|Date||1 May, 2017|
I’ve heard many great tales of Christian heroes that begin with someone experiencing an amazing encounter with God or some deep spiritual revelation or a huge life-changing event …
Well, my story doesn’t.
All these things may have happened somehow along the way, but my story began in a leafy green suburb of comfortable Adelaide, motionless on my couch.
And there it stayed for years.
I was not on the move. In fact, my life had come to a veritable halt as I remained on that couch, planted as firmly as the trees outside my window. While they were watered by the rain, I was watered by my own tears of fear and frustration.
“Why?” I asked God, as I studied the ceiling and waited on yet another panic attack.
But God was moving.
If there was a rock bottom, I’d reached it. When I could no longer stay alone, my gracious sister dragged me along to an English class at the local community centre. There people from many cultures gathered to learn and make friends.
And God was moving.
I didn’t want to be alone anymore. I was so lonely I was ready to befriend anything that moved.
God was moving too.
I began to realize the students needed friends as much as I did, and I started to visit them in their homes. I was always welcome. And I learned a lot as we sat and talked and drank tea and ate homemade bread.
Many of my new friends had stories from staying in the detention centre. I’d heard of other people visiting there, but I was never going into one of those places. Not if I had to be locked up with the inmates and be supervised by guards.
But God was moving in me.
This must be why I somehow agreed to visit an Iranian asylum seeker in that big modern building in Adelaide. When the door had opened and closed behind me, I realised I was in the detention centre that I feared. Not that I had much time to worry about it – I was introduced to an Iranian man who requested prayer and to come to a bible study, so I was busy organising this with my minister. He was the first of many.
I went back again and again. One Iranian man had a vision which he feared greatly, of a man in white, so he spent the next day watching violent movies to force the vision from his mind. Though the man was trying to avoid Jesus, Jesus came again to him the following night. The man spoke secretly to me of what he saw in the vision and I showed him the story of Phillip and the Ethiopian eunuch from Acts 8 in an Iranian bible. Immediately the man realized it was Jesus whom he saw and he became a Jesus-follower.
What is amazing is that this story is not unusual. God was moving in these peoples’ lives. We saw many inmates come to the Lord. They came to us too, brought by bus with the guards to our church. Some of them had seen a man in white, others saw a great light, and all I had to do was follow God blindly, and work alongside the wonderful work that God was doing in people’s hearts.

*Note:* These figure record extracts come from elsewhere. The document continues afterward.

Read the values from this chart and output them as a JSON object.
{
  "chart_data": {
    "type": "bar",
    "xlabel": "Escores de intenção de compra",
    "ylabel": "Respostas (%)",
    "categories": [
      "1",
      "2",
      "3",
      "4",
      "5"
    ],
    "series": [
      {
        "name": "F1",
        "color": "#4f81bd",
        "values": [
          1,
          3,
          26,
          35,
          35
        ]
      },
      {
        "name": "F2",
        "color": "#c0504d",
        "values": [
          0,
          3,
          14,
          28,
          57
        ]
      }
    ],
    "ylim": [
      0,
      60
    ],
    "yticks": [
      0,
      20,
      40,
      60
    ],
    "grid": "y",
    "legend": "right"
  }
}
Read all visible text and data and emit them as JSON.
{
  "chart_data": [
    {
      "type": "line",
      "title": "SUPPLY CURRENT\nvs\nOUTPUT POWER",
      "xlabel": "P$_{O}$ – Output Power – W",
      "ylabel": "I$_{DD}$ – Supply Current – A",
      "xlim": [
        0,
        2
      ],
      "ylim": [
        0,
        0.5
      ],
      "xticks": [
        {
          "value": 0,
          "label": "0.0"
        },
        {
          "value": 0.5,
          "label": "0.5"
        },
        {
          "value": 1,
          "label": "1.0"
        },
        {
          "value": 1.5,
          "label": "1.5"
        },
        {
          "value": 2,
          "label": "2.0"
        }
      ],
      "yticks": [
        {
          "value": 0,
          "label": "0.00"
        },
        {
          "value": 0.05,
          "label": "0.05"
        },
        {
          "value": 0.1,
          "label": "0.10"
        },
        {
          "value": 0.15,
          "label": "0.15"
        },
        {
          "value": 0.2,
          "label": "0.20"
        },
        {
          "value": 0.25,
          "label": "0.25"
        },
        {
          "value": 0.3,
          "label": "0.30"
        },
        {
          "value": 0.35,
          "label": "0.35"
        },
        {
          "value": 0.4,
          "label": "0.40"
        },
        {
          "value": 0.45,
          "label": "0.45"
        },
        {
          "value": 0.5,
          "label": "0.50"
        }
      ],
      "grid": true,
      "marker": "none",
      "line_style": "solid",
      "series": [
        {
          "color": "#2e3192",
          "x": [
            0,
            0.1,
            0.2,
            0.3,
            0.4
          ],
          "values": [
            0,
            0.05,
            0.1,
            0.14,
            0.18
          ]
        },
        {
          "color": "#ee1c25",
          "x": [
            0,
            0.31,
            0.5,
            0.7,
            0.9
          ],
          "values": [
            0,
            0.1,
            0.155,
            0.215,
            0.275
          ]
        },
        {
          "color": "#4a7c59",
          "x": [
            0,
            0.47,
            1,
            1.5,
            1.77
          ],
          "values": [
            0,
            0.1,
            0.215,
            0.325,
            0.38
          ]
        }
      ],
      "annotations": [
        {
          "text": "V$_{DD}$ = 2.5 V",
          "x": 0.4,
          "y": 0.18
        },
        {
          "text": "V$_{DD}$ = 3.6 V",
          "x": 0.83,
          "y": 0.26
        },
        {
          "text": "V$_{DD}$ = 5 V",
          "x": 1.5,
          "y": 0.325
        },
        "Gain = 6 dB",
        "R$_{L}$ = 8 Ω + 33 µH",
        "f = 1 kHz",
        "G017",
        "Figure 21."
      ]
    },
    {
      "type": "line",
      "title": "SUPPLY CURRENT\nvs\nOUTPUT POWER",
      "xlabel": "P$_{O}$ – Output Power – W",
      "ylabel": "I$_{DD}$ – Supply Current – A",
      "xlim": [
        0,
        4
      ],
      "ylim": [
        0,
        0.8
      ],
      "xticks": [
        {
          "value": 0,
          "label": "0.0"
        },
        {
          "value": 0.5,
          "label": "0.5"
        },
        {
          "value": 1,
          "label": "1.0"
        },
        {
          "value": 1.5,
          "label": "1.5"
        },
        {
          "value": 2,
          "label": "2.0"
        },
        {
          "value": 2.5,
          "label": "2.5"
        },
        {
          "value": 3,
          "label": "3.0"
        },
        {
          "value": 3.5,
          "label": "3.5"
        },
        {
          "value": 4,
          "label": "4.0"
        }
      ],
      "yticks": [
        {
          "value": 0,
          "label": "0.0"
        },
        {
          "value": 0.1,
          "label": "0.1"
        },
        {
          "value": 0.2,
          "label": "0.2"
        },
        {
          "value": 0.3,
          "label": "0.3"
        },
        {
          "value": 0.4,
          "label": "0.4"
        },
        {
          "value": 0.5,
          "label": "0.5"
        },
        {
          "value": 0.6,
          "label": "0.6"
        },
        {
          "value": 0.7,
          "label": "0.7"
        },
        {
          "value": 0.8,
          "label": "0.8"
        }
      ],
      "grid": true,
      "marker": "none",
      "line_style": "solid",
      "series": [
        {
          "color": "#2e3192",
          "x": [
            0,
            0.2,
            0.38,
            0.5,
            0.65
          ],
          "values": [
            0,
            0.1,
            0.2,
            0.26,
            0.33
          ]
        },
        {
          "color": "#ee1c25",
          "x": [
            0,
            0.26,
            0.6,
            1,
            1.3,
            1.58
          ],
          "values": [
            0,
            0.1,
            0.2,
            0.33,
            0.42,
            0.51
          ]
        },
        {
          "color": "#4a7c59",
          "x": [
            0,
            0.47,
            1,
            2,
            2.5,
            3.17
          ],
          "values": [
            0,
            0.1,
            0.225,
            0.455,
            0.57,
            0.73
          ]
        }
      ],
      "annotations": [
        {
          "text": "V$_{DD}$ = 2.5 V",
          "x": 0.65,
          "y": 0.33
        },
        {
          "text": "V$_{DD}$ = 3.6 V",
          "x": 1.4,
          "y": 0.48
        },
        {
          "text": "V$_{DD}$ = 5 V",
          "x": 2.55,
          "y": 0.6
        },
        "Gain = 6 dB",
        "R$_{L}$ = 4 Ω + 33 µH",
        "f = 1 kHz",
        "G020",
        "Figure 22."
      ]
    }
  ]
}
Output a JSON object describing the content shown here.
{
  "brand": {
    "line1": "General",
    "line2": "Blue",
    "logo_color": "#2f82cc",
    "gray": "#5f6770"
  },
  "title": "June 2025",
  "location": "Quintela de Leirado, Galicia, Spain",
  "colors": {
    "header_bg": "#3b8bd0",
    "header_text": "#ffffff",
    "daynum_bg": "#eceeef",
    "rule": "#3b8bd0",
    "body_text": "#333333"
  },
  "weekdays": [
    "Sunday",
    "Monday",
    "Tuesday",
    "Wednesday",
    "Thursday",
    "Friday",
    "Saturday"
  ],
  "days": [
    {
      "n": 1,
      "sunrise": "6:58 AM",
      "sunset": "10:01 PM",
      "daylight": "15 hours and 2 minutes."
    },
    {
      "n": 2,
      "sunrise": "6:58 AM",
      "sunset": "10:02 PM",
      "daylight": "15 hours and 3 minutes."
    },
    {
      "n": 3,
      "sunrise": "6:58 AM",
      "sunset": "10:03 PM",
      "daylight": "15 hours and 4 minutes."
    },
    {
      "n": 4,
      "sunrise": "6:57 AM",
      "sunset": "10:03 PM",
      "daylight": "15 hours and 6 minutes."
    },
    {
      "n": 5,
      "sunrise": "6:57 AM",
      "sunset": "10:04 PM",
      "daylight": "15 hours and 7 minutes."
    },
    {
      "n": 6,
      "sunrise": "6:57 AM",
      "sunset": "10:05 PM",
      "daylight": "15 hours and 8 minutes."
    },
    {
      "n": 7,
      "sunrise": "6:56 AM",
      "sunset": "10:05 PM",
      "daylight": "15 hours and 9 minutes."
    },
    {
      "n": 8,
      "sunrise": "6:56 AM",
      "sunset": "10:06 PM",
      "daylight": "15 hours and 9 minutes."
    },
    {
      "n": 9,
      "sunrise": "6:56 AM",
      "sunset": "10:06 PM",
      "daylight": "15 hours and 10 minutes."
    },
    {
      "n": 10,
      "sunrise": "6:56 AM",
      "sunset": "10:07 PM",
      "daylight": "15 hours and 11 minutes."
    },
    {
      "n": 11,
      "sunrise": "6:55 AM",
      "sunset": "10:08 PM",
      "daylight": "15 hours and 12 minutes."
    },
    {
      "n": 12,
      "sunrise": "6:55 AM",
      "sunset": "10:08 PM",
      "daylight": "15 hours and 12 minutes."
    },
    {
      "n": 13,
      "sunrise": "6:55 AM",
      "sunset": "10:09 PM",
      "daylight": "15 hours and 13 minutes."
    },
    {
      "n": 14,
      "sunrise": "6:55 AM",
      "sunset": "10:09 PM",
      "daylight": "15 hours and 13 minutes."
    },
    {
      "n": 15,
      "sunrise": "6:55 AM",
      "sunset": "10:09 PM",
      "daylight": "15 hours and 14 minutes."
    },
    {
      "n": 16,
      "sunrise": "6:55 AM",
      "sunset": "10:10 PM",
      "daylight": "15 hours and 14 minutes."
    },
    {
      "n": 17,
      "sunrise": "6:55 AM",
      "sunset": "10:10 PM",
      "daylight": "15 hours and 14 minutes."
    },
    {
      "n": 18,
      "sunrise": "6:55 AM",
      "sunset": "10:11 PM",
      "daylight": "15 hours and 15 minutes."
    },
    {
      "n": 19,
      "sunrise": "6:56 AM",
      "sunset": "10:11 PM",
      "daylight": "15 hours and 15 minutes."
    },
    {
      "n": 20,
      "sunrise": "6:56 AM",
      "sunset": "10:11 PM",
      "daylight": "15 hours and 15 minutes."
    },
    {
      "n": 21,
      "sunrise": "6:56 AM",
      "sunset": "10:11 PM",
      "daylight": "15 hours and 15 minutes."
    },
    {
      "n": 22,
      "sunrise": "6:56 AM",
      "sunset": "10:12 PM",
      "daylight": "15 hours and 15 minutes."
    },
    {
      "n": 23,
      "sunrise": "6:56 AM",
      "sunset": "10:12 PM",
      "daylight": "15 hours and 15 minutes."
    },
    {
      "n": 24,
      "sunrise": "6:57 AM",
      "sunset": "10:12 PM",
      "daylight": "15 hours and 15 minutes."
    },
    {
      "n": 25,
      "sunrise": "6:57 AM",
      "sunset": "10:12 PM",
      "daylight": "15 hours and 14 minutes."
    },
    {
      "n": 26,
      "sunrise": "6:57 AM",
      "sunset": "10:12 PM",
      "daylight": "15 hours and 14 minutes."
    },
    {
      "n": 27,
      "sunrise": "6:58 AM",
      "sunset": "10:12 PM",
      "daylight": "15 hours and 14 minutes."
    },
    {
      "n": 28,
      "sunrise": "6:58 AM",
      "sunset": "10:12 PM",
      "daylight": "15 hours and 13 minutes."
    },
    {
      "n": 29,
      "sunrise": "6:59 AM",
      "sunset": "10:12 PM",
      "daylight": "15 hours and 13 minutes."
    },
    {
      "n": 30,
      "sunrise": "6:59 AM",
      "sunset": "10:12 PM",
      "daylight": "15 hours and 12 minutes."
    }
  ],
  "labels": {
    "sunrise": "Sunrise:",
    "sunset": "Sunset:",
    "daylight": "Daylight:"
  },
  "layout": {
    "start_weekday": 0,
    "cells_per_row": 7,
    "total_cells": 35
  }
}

Many of the people we spent time with followed Jesus in baptism, and still today some of them live in my neighbourhood. I try to be wherever God needs me to help my friends. Whether they know my God or not, I pray that they see His love in me, whether I’m helping them with practical things, chatting to them on the phone, or sharing our homes with them like family.
I don’t have much time to lie on my couch like I used to.
At one time I wondered if God had forgotten me but I was wrong. It was while I was on that couch that God was moving, preparing me for working alongside him in this new, exciting ministry that he had planned and I would never had dreamed of.
He’s still moving now. I wonder what will be next?!
This is the story of a CultureConnect worker based in Adelaide, told by a returned Interserve Partner who served in the Arab world.